Wozu eine ADHS Diagnostik im Erwachsenenalter?
Die Diagnostik einer Aufmerksamkeitsdefizit-/Hyperaktivitätsstörung (ADHS) im Erwachsenenalter verfolgt das Ziel, eine fundierte und differenzierte Einschätzung der Symptomatik zu ermöglichen und so die Basis zu schaffen für eine effiziente und zielgerichtete Therapie.
Sie dient dazu, bestehende Auffälligkeiten im Bereich der Aufmerksamkeit, Impulssteuerung und Selbstorganisation zu erfassen, ihre Entwicklung über die Lebensspanne nachzuvollziehen und von anderen psychischen oder somatischen Ursachen abzugrenzen.
Wir orientieren uns an den international anerkannten Diagnosekriterien des ICD-10/11 und des DSM-5 sowie ergänzenden ADHS-spezifischen Skalen für Erwachsene (z. B. den Utah-Kriterien).
Was bedeutet eine ADHS-Diagnose im Erwachsenenalter konkret?

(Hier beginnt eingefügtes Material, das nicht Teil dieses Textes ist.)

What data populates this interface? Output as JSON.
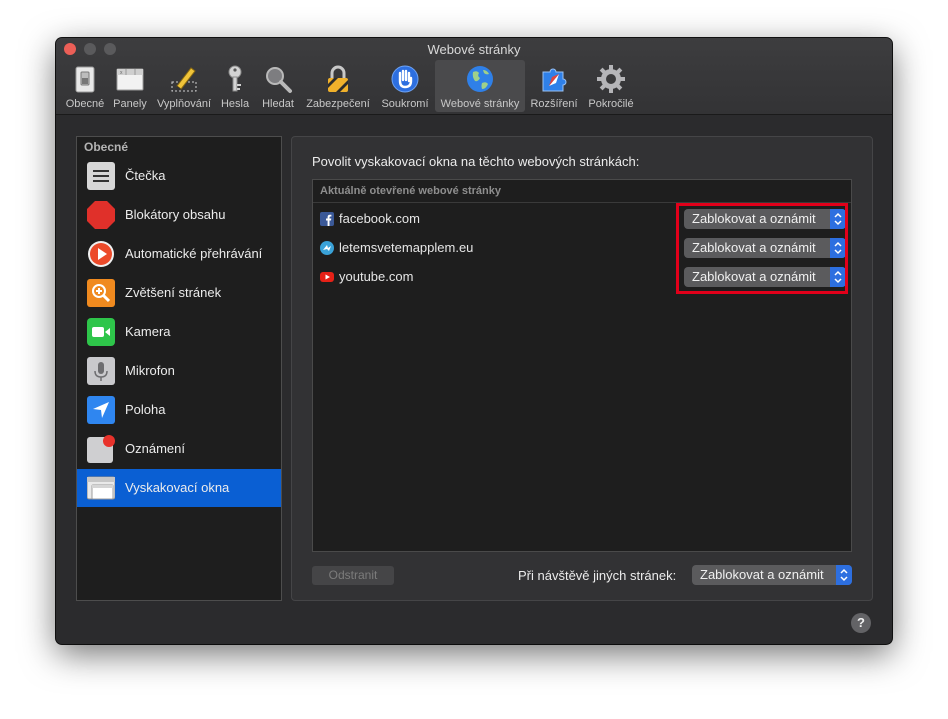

Eine ADHS-Diagnose beschreibt eine neurologisch bedingte Besonderheit in der Regulation von Aufmerksamkeit, Impulskontrolle und Aktivitätsniveau. ADHS beginnt in der Kindheit und kann bis ins Erwachsenenalter fortbestehen. Rund 2,5–4 % der Erwachsenen sind betroffen.

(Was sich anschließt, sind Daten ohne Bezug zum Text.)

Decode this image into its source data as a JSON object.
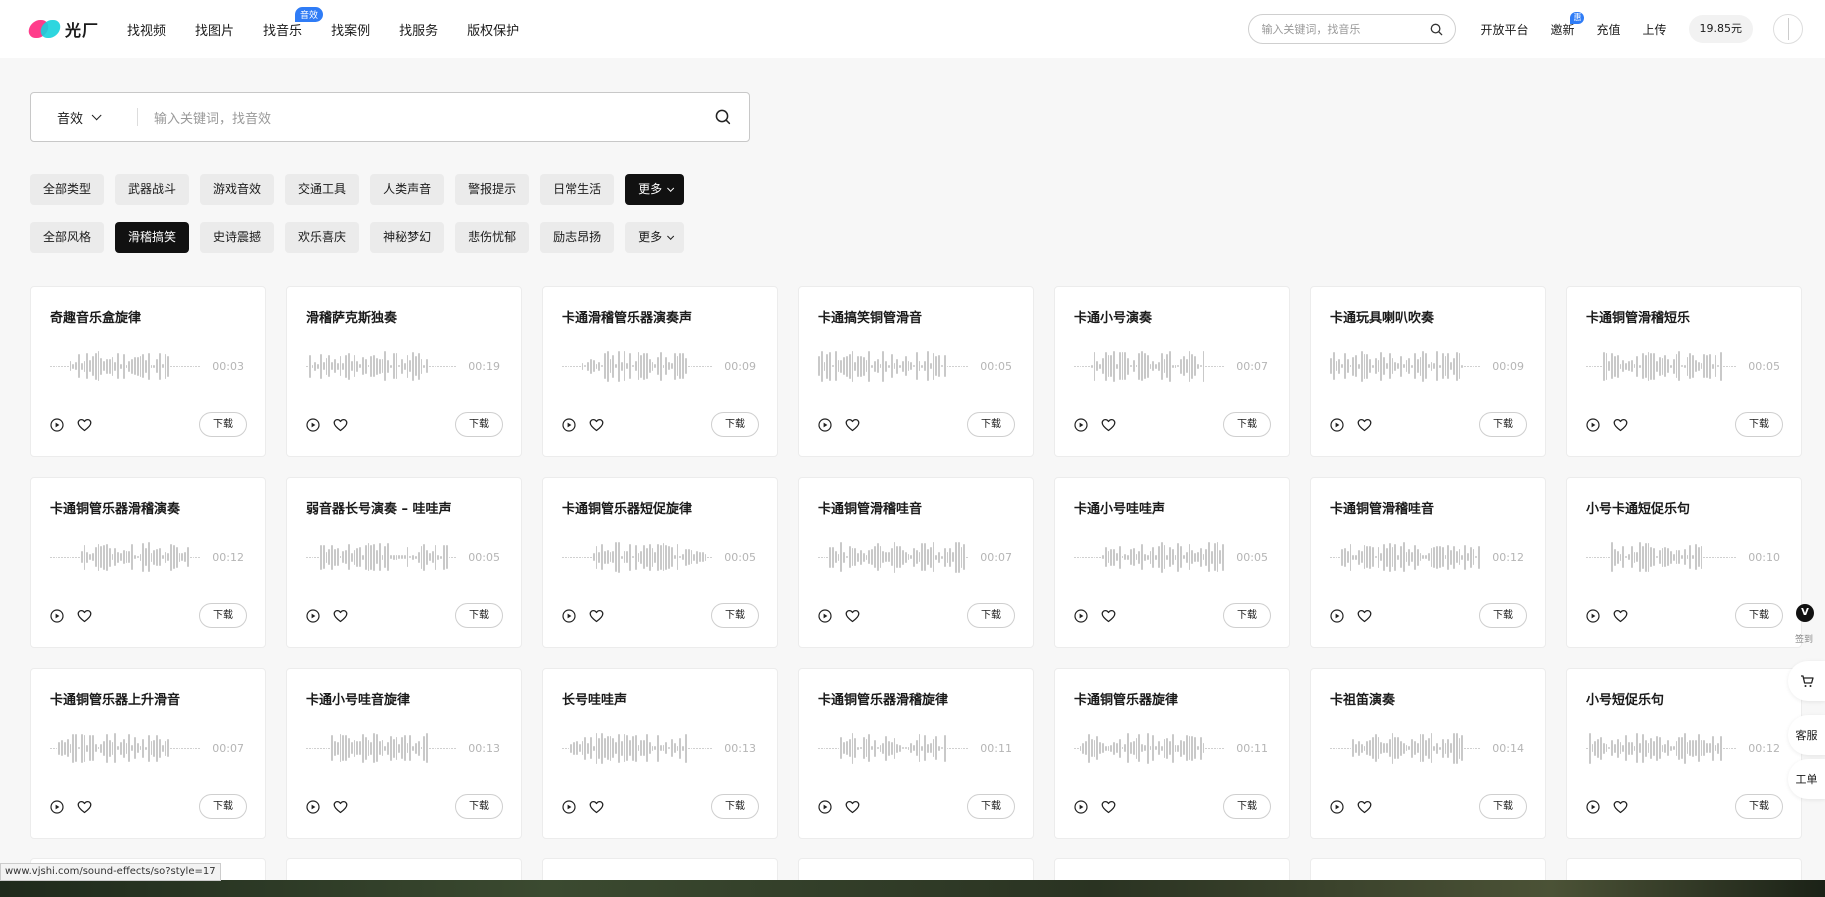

Dabei können sich die Symptome im Laufe des Lebens verändern und reichen von Konzentrations- und Organisationsproblemen bis hin zu emotionaler Überreaktivität und innerer Unruhe. In der Folge kann es zu Beeinträchtigungen im Berufsleben, in sozialen Beziehungen und in der Selbststrukturierung kommen.
Da sich Lebensumstände und Symptomverlauf deutlich wandeln können, sollte bei Problemen in den genannten Bereichen eine in der Kindheit gestellte Diagnose im Erwachsenenalter noch einmal geprüft werden.